O empurra-empurra sobre as responsabilidades pelo acidente já começou. Em nota, autoridades do Governo do Estado já empurraram a responsabilidade para o colo do consórcio construtor, isso sem ainda se ter certeza se o acidente foi provocado pelas obras de escavação, pelas chuvas ou por qualquer outra coisa. A única certeza que nós paulistanos temos é que a circulação de veículos e de pessoas nos próximos meses será mais complicada que o normal.
Eu tenho muitos anos de experiência de trabalho em obras de redes coletoras de esgotos. A escavação dos solos de áreas urbanas é sempre cheia de surpresas. Não é incomum encontrarmos erros na indicação dos trajetos subterrâneos das redes de água, esgoto, gás, águas pluviais, redes elétricas e de telecomunicações nas plantas e mapas das cidades.
Antes de começar a escavar o leito de uma rua ou avenida, é sempre feito um estudo preliminar para saber se existe ou não alguma obra subterrânea já feita naquele local. A Prefeitura da cidade, inclusive, precisa emitir uma autorização para liberar o início das obras. E, mesmo assim, a gente sempre acaba encontrando alguma surpresa – algumas perigosas como redes de gás encanado.

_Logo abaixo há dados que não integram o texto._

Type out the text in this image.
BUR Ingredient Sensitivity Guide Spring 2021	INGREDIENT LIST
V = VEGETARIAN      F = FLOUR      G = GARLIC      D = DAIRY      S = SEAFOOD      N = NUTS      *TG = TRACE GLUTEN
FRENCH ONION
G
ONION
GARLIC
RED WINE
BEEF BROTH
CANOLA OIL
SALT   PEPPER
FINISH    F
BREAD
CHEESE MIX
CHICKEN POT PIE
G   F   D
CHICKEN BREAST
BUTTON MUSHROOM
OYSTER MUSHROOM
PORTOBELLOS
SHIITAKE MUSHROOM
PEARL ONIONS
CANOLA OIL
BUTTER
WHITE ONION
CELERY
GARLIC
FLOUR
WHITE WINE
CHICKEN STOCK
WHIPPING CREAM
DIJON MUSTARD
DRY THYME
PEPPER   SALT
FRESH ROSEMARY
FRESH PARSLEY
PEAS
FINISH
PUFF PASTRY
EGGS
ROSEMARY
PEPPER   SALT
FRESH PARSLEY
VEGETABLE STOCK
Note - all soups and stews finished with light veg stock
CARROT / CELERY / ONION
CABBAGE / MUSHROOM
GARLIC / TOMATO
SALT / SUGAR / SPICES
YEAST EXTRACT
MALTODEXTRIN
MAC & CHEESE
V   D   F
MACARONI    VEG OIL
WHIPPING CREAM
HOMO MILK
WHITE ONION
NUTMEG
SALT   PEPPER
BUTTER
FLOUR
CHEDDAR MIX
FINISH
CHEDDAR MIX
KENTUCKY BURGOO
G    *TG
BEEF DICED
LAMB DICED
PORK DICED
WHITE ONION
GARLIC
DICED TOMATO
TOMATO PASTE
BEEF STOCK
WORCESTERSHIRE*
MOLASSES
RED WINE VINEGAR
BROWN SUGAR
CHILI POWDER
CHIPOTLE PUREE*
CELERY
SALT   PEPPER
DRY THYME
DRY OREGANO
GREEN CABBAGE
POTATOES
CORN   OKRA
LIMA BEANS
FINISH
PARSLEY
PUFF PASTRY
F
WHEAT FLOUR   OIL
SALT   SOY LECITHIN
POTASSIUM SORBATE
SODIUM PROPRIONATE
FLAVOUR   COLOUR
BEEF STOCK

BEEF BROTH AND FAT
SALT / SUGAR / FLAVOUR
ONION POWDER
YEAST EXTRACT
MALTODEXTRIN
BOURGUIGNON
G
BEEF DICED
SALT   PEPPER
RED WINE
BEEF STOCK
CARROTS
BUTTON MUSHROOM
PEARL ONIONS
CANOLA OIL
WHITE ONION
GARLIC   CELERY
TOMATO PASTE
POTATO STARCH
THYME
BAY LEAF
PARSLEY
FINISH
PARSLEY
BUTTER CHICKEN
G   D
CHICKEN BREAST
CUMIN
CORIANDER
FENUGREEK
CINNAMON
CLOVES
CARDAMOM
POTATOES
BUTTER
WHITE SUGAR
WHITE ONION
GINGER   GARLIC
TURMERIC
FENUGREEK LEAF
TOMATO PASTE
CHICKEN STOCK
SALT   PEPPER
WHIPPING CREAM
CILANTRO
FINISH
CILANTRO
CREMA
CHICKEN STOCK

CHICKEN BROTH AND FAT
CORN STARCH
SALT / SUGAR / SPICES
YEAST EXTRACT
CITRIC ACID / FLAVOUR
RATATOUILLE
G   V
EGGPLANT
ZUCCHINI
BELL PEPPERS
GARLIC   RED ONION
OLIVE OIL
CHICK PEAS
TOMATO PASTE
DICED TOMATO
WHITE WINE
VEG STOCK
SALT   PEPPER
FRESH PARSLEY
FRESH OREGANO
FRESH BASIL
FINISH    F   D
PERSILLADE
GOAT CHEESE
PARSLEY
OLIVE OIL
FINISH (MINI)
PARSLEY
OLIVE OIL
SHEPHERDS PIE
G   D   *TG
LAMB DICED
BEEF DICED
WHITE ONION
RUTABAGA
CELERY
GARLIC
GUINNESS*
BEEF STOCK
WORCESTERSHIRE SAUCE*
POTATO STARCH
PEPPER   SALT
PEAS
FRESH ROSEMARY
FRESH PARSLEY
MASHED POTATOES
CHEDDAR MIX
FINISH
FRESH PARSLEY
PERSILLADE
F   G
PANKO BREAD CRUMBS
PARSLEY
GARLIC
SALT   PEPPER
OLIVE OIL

Um amigo meu passou por um grande apuro certa vez – sua empresa foi contratada para fazer uma obra de manutenção numa rede de esgoto na Praça dos Três Poderes, em Brasília. Após estudar todas as plantas do local e ter todas as autorizações, ele e sua equipe começaram a escavar o solo. Após alguns poucos minutos, a escavadeira puxou uma rede de cabos, que não era nada menos que o sistema de cabos de telefonia e de dados do Palácio do Planalto…
Serão necessárias várias investigações para saber com certeza qual foi a causa desse acidente nas obras do Metrô. Em ano eleitoral e em meio a pandemia da Covid-19, podemos esperar toda uma chuva de acusações entre os diferentes grupos políticos de plantão.
Já os problemas de transporte e de circulação de veículos que a população vai enfrentar nos próximos meses, bom, isso será um mero detalhe operacional.